Ankara, which supports a two-state solution to the Israeli-Palestinian conflict, has condemned Israel’s occupation of the West Bank and its policy towards Palestinians, while Israel has called on Turkey to drop support for Hamas.

“Any step we take with Israel regarding our relations, any normalization, will not be at the expense of the Palestinian cause, like some other countries,” Cavusoglu told reporters in Ankara, referring to the rapprochement between Israel and some Persian Gulf countries that has angered Turkey.

“Our position there is always clear,” he continued, noting, “These ties normalizing a bit more may increase Turkey’s role regarding a two-state solution as well, as a country that will be in touch with both countries, but we will never turn back on our core principles.”

Ties between Ankara and Tel Aviv hit their nadir in 2010 following an Israeli naval raid on a Turkish aid ship, the Mavi Marmara, en route to deliver humanitarian aid to the blockaded Gaza Strip. The raid resulted in the death of 10 activists.

In 2013, Turkish-Israeli relations entered a period of normalization after then Israeli Prime Minister Benjamin Netanyahu issued an apology to Turkey, and the Tel Aviv regime paid $20 million in compensation to the Mavi Marmara victims.

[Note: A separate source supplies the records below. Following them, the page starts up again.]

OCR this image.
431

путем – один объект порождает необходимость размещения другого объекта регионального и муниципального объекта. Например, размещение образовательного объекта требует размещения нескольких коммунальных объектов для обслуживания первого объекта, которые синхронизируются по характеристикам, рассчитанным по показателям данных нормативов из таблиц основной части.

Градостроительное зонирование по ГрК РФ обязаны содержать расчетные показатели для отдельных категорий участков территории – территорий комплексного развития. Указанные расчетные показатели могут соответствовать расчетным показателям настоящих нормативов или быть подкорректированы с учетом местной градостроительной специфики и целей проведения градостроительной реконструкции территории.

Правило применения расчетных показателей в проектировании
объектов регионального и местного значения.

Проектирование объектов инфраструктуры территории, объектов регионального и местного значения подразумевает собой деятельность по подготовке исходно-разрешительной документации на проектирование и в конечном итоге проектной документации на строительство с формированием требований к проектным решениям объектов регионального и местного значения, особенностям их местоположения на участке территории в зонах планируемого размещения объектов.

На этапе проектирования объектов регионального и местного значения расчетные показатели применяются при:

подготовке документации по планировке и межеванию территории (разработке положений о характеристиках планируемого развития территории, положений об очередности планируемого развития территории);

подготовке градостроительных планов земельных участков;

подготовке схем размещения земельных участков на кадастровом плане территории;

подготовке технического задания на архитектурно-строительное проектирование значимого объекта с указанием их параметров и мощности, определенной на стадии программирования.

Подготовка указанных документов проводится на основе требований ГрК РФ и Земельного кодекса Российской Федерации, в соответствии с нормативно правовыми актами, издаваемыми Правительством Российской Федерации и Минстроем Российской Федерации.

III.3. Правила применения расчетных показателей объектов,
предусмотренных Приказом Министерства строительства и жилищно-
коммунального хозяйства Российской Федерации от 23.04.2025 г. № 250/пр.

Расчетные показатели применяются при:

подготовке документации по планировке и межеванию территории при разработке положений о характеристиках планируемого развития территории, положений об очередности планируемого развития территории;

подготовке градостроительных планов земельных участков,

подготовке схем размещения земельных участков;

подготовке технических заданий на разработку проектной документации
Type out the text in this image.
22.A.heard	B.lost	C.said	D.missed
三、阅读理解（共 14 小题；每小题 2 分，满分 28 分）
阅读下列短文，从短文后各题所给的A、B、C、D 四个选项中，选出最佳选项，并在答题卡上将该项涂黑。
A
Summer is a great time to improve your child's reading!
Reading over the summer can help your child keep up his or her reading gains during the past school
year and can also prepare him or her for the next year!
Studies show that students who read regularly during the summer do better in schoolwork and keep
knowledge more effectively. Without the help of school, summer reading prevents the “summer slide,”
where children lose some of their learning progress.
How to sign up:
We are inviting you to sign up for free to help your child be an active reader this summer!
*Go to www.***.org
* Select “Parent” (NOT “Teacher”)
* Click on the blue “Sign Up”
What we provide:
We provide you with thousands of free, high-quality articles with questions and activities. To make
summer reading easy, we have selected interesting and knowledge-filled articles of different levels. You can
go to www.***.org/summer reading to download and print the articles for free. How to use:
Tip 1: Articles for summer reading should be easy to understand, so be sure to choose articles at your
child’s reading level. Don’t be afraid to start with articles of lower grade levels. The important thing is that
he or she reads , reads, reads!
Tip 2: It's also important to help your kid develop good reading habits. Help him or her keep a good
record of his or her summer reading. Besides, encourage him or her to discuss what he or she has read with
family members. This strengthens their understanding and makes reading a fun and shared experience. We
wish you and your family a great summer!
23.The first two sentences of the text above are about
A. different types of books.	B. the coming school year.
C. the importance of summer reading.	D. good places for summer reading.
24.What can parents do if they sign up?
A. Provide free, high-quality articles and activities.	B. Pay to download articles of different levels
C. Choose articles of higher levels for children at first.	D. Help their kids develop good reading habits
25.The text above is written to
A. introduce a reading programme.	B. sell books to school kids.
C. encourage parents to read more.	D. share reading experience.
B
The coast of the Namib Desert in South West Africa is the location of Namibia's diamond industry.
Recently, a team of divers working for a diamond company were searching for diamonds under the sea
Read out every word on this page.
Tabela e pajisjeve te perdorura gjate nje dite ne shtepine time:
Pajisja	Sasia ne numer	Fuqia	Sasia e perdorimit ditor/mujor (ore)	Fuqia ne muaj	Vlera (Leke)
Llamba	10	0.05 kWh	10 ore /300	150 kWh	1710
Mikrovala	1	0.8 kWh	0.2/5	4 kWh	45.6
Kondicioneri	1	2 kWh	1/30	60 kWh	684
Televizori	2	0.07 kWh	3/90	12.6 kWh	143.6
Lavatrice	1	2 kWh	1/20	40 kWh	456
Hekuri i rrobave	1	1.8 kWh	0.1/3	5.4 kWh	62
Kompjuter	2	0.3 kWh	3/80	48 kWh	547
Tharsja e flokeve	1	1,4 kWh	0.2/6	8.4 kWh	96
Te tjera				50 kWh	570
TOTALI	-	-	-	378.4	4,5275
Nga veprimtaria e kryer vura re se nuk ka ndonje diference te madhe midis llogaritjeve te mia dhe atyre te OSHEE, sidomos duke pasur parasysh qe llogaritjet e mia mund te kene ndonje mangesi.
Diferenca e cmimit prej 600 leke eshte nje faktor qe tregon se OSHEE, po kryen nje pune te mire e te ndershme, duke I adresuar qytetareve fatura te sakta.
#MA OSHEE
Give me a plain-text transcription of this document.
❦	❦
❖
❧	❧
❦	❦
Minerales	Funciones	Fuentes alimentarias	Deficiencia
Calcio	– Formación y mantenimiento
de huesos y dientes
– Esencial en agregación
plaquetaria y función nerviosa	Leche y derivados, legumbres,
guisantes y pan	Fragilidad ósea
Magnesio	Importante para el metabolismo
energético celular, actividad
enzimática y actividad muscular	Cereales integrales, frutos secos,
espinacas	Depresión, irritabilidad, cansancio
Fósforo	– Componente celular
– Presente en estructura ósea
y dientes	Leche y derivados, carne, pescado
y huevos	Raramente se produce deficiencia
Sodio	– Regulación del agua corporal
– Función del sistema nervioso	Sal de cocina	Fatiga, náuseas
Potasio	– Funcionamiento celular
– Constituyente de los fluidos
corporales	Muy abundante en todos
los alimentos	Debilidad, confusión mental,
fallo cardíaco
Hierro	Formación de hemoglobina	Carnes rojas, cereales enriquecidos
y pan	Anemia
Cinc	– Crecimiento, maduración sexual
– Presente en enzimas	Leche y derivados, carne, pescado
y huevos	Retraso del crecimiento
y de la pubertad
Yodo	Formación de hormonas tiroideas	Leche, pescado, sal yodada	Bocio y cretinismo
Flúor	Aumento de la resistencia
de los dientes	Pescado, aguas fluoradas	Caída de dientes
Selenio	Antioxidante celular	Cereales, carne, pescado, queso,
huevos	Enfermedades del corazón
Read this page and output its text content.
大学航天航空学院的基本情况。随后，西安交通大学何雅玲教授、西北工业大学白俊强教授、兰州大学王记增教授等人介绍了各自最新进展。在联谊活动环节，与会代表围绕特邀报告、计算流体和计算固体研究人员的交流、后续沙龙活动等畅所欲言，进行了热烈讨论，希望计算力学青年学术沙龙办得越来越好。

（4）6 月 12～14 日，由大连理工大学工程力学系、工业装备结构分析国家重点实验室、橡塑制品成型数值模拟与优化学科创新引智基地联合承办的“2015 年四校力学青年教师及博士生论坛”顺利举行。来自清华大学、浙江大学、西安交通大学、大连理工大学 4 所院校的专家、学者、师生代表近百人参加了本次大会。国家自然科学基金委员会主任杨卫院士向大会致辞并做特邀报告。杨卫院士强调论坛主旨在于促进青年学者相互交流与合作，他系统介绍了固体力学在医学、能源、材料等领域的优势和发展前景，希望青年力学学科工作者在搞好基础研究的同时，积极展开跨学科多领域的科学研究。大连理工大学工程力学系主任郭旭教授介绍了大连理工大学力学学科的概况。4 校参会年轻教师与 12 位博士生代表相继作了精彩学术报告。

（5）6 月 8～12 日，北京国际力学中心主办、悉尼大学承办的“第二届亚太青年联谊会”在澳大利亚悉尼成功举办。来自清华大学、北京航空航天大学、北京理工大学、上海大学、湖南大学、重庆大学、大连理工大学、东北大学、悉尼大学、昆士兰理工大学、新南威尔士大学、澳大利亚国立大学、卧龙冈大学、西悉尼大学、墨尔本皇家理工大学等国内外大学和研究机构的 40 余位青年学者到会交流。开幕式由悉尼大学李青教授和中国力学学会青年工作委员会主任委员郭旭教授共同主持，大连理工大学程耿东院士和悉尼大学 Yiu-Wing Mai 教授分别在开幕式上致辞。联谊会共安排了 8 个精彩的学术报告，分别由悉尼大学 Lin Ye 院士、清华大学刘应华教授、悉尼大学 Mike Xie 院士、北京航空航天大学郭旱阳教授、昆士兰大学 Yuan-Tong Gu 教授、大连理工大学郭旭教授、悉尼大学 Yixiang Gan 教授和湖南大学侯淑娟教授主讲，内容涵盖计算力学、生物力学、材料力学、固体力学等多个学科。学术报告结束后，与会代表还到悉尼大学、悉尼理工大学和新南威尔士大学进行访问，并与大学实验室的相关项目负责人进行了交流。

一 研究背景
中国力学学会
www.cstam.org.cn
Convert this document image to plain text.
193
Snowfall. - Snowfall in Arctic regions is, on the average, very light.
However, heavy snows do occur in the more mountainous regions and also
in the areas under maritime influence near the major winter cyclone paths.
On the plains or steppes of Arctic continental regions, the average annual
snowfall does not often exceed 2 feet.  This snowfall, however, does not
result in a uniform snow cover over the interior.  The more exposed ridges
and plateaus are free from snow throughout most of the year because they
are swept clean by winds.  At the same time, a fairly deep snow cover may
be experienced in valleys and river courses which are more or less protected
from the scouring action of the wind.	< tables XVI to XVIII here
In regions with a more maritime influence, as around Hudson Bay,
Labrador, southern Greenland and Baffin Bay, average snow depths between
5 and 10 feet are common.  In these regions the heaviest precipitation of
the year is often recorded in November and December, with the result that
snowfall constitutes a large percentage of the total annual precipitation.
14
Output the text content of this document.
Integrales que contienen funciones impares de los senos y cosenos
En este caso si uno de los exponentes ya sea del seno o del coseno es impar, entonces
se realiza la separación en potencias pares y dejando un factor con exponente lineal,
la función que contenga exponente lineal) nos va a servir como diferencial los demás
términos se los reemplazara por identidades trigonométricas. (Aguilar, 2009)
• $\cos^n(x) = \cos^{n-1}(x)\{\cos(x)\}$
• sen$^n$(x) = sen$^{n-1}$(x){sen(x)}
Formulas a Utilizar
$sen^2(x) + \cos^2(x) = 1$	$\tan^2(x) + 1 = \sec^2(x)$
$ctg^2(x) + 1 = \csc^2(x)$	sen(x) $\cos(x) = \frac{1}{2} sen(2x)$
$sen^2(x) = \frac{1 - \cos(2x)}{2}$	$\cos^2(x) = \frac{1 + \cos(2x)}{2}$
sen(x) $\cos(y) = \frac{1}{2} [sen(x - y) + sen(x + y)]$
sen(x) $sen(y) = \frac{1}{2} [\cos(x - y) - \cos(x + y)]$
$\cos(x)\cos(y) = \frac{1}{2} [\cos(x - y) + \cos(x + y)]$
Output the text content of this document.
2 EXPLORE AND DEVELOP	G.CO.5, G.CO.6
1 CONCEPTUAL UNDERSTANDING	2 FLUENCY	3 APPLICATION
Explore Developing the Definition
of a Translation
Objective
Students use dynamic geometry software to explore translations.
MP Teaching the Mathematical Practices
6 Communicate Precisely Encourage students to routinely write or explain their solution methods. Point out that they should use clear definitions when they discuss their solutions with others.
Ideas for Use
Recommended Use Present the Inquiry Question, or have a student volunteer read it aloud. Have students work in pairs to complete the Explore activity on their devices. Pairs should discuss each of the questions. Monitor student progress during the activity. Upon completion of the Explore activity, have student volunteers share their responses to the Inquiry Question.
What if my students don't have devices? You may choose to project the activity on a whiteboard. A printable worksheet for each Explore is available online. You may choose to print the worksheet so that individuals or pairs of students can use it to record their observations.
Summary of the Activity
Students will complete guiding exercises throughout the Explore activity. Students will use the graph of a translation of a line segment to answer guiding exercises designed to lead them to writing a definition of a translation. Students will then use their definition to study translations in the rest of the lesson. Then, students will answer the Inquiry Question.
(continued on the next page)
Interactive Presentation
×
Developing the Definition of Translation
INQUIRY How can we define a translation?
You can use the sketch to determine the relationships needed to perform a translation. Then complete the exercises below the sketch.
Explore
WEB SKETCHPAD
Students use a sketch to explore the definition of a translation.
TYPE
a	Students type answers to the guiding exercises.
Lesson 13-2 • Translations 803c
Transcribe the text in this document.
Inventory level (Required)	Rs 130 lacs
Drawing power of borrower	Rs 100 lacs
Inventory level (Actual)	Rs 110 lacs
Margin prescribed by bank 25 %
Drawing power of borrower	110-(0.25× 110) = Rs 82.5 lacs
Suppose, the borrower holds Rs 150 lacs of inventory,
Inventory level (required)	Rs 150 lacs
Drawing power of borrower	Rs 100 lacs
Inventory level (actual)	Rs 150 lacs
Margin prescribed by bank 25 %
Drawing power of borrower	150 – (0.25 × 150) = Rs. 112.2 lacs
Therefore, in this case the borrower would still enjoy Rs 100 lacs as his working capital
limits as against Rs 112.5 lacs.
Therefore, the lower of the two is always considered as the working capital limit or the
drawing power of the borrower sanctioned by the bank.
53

Turkey and Israel reappointed ambassadors as part of the reconciliation deal in December 2016.

Relations broke down again in 2018, after Turkey, angered by the United States moving its embassy to the occupied al-Quds, once more recalled its ambassador from Israel, prompting Israel to also recall its envoy.

Turkish President Recep Tayyip Erdogan has said Herzog would visit Turkey in mid-March, the first such trip in years, adding the two countries could discuss energy cooperation.